At a meeting in Chicago on December 16th to discuss the memo, Obama did not push for a stimulus larger than what Summers recommended. Instead, he pressed his advisers to include an inspiring "moon shot" initiative, such as building a national "smart grid”—a high-voltage transmission system sometimes known as the “electricity superhighway,” which would make America’s power supply much more efficient and reliable. Obama, still thinking that he could be a director of change, was looking for something bold and iconic—his version of the Hoover Dam—but Romer and others finally had a “frank” conversation with him, explaining that big initiatives for the stimulus were not feasible. They would cost too much, and not do enough good in the short term. The most effective ideas were less sexy, such as sending hundreds of millions of dollars to the dozens of states that were struggling with budget crises of their own.
Lizza seems to be saying the facts showed that Krugman was right. These inside reportage tend to give a better view of Obama. He wanted a "moon shot" or to nationalize Citibank.

Obama should have done what the insouciant FDR when it came to going off the gold standard and blowing off his advisers who were horrified when he finally did it. Instead Obama listened to Summers, Orszag, and according to the memo to "Senior Federal Reserve" officials meaning probably Bernanke and Geithner. They warned that too big of a stimulus would "spook" the public.
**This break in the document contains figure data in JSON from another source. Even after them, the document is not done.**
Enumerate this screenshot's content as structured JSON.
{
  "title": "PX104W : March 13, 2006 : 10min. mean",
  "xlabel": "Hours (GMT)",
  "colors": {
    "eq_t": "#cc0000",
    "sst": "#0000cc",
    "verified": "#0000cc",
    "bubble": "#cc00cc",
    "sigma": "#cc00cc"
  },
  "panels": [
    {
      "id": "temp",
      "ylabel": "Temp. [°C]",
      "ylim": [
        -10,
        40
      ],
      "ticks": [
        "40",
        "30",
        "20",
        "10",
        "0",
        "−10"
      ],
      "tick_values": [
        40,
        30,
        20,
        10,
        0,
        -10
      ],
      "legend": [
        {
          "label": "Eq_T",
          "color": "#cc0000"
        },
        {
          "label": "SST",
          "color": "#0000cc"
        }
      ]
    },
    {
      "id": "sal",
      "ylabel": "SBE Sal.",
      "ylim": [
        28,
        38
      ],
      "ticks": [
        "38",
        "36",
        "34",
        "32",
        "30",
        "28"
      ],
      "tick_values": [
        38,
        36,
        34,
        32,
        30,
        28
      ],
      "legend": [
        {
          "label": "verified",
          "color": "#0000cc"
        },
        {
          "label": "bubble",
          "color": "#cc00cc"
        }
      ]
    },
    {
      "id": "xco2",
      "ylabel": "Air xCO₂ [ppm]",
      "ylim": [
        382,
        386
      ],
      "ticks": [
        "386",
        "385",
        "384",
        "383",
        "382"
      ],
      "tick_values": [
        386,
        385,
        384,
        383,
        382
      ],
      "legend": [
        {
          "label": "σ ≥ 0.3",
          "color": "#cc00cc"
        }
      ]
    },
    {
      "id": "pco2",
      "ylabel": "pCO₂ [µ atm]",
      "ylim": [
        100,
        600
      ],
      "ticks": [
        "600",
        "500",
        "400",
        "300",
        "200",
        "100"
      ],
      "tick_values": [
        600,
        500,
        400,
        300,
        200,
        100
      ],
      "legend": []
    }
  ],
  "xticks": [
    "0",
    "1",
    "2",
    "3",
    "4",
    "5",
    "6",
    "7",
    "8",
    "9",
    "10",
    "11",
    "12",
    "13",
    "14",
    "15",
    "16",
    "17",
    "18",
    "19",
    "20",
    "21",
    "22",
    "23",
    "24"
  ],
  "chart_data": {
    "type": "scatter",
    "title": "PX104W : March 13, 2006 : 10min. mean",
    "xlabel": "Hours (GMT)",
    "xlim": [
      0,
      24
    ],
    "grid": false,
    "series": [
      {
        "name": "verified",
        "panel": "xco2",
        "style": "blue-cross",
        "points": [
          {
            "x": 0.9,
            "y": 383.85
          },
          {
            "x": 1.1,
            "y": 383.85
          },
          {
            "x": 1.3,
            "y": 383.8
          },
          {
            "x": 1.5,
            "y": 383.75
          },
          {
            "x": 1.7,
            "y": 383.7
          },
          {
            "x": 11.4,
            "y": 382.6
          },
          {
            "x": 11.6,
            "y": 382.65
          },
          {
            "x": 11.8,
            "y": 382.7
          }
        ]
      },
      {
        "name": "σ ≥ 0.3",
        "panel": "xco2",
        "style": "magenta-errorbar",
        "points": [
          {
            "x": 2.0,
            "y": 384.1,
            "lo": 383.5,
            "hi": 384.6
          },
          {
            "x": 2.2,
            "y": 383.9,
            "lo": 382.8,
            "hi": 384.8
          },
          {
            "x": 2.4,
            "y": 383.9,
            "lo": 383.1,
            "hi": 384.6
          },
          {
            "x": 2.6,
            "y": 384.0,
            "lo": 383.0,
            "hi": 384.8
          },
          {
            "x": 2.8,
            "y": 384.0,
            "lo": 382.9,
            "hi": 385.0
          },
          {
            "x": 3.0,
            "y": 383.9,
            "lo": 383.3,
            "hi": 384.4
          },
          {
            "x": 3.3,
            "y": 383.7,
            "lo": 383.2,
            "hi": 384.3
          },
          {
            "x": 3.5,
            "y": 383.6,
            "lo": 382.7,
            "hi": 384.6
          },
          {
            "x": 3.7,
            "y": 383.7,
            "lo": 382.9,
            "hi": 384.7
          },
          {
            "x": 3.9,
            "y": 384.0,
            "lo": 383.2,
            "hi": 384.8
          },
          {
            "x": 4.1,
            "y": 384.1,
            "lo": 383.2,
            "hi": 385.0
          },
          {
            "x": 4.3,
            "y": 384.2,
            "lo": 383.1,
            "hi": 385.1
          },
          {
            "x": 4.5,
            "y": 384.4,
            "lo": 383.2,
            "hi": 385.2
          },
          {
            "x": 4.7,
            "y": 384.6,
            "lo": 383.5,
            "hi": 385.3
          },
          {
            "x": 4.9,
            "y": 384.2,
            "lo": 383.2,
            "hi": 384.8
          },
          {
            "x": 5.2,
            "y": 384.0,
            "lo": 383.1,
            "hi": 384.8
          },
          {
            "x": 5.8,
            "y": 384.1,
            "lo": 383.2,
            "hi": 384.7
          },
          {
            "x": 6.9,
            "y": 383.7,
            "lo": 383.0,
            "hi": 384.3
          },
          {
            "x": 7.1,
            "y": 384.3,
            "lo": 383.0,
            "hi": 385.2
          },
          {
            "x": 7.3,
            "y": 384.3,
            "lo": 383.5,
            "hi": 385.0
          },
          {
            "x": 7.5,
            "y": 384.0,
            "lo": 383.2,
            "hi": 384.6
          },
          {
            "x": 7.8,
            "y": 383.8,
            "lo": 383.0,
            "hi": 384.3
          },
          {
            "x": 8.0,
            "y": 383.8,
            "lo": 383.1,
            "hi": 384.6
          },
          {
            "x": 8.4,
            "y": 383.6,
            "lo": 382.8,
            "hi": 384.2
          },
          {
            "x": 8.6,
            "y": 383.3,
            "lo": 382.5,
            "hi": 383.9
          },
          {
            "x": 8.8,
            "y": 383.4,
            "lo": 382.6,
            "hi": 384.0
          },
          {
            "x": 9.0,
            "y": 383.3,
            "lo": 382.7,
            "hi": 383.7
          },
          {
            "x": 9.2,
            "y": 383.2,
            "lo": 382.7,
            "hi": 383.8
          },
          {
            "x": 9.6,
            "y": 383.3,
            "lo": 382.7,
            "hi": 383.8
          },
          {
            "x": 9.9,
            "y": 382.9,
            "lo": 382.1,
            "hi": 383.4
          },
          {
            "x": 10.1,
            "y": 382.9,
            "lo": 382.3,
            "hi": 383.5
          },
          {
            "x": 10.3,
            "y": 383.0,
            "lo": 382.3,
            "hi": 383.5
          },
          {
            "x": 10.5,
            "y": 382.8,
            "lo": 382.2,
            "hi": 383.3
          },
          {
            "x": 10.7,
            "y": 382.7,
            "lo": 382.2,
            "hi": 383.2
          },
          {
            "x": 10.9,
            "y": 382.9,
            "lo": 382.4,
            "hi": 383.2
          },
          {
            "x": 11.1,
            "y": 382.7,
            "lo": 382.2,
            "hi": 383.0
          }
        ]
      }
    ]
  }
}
In China they didn't worry about spooking the public, they just went ahead and did it.
Doug Henwood in SoCal
The Obama Memos by Ryan Lizza

Original December 2008 memo to President-elect Obama by Larry Summers

Summers and "Senior Federal Reserve Officials" (Bernanke and Geithner?) recommended that the stimulus not be too big or else it would "spook" the public. Obama's mistake was to listen to them.

However I'd cut Obama slack. In the midst of disaster I'd probably have kept those guys on since they were in the process of saving the economy.